With permission sets, the administrator has a powerful tool at their disposal and can simply create a new permission set with the requested permissions and assign that to the impacted user.  While this is certainly an option, there is a better way.

When a request comes in to grant additional access rights to a user, the administrator should take a step back and ask some important questions:

  • What is the job function, task, or process that requires these new access settings?
  • Do we already have a permission set for that?
  • If not, what are all the permissions and access rights required in order to perform this job function, task, or process?

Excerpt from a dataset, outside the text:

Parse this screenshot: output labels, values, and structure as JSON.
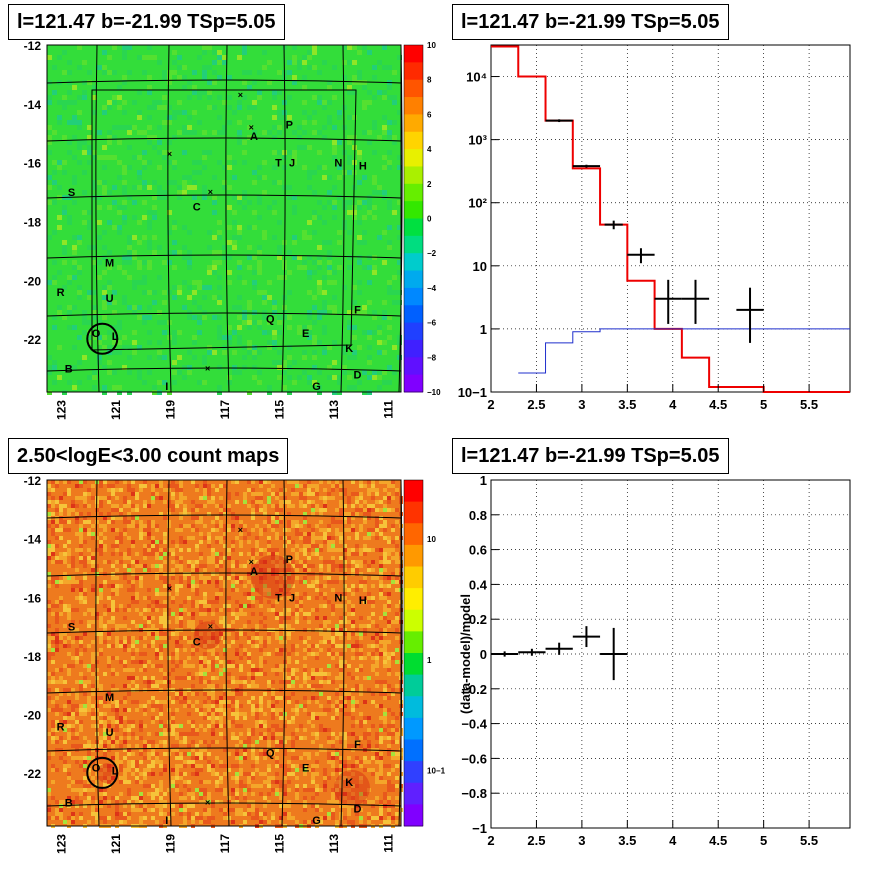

The end goal is to use the changes that naturally happen within your organization to reinforce and strengthen the practice of using permission sets to encapsulates the permissions and access settings required for each job function within your organization.  By using the incoming change requests to either correct existing permission sets or identify new job functions, the administrator can ensure that there exists the appropriate number of permission sets corresponding to the identified job functions within the organization.  In asking the above questions and ensuring that a permission set exists which represents the entirety of the new job function requested, the administrator ensure they have something that can be reused across the entire user community.